O Brasil visto através de grandes obras da literatura ou Dostoievski no Brasil: uma sátira 

 – Em nosso programa ‘Literatura e Sociedade’ de hoje vamos tratar de um novo fenômeno. Graças aos esforços do Governo Temer, a imagem do Brasil projetada internacionalmente mudou muito e tem atraído a atenção de escritores estrangeiros ao mesmo tempo intrigados e espantados com o que se passa por aqui. Na França, por exemplo, talvez o caso mais emblemático devido à tradicional proximidade com o nosso país, vários romancistas decidiram ambientar suas novas criações no Brasil. O recente livro de Jean Genet “Diário de um ladrão” se passa inteiramente dentro do Congresso Nacional. Já o romance do jovem escritor Albert Camus, “A Peste”, conta uma estória que acontece entre a Praça dos Três Poderes em Brasília e a Avenida Paulista.
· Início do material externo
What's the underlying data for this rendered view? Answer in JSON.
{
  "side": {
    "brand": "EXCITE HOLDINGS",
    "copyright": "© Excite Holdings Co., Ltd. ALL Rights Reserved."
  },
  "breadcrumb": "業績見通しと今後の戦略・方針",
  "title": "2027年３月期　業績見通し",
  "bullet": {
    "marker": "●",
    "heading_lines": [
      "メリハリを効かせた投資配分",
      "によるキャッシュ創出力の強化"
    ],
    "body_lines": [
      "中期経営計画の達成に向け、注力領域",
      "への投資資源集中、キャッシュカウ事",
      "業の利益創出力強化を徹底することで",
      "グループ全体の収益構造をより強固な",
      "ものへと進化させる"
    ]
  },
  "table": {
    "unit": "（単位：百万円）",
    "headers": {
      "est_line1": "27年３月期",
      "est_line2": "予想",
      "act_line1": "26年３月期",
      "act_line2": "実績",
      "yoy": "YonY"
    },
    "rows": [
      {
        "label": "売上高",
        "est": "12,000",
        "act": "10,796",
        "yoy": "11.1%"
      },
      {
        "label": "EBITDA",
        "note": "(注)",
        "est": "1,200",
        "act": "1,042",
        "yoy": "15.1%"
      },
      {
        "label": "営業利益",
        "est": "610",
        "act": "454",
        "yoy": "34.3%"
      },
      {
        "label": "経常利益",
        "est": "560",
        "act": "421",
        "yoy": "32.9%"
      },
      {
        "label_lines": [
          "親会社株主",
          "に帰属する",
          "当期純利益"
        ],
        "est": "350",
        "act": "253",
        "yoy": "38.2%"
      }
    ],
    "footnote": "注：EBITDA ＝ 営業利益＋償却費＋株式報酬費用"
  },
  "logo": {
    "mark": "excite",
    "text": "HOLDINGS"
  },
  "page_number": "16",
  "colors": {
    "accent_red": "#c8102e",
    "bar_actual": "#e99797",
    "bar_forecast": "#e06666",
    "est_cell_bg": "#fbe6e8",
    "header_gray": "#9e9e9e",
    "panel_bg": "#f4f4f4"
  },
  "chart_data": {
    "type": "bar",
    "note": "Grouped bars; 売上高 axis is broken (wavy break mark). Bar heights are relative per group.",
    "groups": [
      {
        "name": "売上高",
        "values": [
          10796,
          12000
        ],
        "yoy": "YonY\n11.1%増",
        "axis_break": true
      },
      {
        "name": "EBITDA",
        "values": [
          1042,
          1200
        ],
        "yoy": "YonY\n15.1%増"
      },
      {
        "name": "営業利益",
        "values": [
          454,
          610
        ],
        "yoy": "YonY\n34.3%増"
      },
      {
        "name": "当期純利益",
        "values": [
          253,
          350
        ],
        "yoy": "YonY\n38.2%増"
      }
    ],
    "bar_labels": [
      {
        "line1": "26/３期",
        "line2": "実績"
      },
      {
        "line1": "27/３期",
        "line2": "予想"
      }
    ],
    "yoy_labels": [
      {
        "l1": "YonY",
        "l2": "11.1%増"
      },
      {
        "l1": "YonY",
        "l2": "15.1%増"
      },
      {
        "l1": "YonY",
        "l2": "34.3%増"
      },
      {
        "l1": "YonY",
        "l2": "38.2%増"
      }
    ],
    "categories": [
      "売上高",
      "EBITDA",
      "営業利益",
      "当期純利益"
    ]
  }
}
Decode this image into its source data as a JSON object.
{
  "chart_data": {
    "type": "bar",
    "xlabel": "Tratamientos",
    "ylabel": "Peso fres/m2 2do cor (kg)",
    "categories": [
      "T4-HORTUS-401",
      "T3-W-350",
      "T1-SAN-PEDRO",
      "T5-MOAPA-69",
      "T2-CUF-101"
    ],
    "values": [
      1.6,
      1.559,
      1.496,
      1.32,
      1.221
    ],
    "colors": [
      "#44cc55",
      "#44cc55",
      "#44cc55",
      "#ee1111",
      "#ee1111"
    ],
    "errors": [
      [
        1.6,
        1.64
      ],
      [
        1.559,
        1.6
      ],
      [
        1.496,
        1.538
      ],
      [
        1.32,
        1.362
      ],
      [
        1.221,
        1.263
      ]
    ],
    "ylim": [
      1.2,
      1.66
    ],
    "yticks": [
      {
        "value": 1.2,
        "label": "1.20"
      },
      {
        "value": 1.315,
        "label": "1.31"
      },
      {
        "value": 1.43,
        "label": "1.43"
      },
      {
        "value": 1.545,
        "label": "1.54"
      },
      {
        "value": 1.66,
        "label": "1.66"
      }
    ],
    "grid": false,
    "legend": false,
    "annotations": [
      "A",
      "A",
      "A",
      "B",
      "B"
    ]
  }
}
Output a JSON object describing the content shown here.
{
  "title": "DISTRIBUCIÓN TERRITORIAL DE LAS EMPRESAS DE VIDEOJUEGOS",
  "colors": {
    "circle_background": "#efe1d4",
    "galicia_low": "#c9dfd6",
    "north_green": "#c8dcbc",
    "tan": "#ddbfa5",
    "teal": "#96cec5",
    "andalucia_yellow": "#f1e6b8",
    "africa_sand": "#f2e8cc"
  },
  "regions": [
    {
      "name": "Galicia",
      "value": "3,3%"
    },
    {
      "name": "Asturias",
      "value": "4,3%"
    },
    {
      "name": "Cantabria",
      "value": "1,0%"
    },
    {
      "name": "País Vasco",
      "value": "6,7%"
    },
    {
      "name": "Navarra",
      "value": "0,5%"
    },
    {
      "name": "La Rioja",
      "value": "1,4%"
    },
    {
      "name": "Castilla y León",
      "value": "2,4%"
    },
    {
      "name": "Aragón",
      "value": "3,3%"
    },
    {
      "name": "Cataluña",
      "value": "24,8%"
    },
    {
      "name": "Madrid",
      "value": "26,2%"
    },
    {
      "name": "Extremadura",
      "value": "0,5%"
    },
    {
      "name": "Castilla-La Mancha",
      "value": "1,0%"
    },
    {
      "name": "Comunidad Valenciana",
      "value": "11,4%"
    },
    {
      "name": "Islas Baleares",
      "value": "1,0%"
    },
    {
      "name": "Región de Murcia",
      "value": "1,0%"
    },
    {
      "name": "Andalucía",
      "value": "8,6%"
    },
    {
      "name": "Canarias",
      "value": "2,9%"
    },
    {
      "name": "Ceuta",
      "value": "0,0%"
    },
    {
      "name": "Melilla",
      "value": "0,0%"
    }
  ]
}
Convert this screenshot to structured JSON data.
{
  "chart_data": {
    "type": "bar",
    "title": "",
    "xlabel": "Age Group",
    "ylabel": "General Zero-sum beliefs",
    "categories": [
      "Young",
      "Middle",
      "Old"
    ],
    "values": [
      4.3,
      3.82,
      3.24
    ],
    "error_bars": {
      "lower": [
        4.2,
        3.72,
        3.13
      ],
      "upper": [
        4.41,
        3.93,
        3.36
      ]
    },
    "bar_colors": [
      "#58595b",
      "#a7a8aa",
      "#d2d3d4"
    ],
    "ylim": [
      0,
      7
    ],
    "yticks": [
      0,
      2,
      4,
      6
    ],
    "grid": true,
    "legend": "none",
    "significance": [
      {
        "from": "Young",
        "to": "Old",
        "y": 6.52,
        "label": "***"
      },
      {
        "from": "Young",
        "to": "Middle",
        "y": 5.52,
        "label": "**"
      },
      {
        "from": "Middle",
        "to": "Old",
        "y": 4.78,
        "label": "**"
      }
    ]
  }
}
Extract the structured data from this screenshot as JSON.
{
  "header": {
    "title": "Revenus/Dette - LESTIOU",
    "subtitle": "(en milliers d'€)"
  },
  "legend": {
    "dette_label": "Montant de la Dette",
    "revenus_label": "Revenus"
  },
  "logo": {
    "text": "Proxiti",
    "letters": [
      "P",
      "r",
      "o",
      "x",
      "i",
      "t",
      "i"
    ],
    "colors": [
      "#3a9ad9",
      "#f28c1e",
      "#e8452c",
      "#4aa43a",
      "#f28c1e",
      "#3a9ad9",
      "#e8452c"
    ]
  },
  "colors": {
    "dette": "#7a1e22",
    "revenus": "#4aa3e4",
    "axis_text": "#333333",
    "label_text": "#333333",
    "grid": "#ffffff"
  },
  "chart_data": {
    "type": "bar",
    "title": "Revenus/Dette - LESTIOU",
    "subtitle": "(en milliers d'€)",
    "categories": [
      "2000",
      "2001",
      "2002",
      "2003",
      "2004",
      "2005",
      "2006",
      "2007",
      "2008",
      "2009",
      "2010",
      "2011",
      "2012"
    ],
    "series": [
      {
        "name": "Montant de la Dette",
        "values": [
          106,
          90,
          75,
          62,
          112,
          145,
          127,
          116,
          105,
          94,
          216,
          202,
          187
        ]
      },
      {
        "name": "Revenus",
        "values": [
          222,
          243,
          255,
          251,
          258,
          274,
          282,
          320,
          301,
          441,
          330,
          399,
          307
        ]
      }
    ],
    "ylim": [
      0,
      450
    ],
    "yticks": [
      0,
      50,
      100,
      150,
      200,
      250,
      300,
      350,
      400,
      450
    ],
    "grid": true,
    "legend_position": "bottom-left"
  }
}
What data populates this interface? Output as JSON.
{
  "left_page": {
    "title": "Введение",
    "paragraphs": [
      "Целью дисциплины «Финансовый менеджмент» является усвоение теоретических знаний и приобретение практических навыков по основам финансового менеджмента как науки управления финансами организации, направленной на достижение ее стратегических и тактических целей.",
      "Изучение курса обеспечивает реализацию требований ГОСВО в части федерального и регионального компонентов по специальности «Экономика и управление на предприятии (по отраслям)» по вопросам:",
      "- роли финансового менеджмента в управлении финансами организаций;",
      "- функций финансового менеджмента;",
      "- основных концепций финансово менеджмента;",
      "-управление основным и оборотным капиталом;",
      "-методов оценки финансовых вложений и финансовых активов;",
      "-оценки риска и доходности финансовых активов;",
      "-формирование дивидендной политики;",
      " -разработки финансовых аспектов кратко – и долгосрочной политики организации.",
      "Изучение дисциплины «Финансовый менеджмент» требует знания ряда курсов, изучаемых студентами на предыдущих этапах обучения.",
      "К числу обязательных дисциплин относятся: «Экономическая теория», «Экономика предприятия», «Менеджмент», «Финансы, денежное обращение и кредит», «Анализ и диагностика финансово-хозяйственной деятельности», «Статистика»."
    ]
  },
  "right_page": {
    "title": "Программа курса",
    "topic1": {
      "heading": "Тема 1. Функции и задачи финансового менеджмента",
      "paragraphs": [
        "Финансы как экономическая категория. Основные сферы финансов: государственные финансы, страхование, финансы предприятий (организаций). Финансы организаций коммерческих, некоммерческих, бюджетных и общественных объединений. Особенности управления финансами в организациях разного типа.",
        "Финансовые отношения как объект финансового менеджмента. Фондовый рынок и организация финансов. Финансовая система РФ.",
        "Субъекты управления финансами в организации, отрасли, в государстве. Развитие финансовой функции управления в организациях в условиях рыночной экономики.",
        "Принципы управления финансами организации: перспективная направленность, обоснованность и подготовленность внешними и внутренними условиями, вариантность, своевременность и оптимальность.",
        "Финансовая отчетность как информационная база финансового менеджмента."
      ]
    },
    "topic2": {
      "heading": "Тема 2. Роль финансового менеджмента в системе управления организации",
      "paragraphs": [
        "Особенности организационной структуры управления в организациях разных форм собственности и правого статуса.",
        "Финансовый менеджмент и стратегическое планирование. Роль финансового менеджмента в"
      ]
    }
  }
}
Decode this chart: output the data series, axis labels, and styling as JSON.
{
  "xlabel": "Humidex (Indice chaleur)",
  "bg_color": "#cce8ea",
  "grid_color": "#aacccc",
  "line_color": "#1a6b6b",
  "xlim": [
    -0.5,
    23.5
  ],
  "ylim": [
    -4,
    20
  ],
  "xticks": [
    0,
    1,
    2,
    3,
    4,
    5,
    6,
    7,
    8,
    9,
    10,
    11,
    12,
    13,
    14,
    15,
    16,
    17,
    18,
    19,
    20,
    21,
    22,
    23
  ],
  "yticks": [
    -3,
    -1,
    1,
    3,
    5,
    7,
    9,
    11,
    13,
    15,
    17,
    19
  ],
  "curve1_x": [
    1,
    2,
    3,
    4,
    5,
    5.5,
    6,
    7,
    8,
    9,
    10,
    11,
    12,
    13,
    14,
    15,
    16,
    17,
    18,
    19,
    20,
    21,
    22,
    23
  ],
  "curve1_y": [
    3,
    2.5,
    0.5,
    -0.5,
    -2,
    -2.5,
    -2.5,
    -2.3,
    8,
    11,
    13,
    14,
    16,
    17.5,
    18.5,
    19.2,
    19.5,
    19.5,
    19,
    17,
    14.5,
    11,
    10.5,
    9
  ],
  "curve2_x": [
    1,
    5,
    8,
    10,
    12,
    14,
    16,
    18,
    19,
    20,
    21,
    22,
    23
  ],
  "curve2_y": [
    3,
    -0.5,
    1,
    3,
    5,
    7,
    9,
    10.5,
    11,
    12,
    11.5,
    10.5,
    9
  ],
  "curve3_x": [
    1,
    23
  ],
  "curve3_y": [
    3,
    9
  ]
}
Mas o autor que melhor encarna esta tendência na França é Marcel Proust que, escrevendo com um virtuosismo incomparável, criou um romance que é um amplo panorama da sociedade brasileira do futuro. Marcel Proust imaginou em sua obra o Brasil de daqui a 20 anos, um país enredado em dificuldades que, como ele mostra, têm sua origem em nossa época. ‘Em busca do tempo perdido’, título de seu livro e imagem do Brasil do futuro, já é um clássico ‘incontournable’ da literatura francesa.  

 

Esta nova tendência da literatura contemporânea não se restringe apenas à França. Franz Kafka, um promissor escritor de língua alemã residente em Praga, na República Tcheca, publicou há pouco tempo um romance estranho e inquietante sobre o sistema jurídico brasileiro, “O Processo”, no qual L., personagem principal desta obra, é acusado não se sabe de quê e acaba envolvido em um interminável, absurdo e misterioso processo. L., impotente, passa então a viver um verdadeiro pesadelo e obstinadamente tenta provar sua inocência frente a uma perseguição inexplicável e sem fim pelo aparato judicial. Trata-se de um livro de leitura difícil, por vezes angustiante, uma realização única dentro da literatura ocidental.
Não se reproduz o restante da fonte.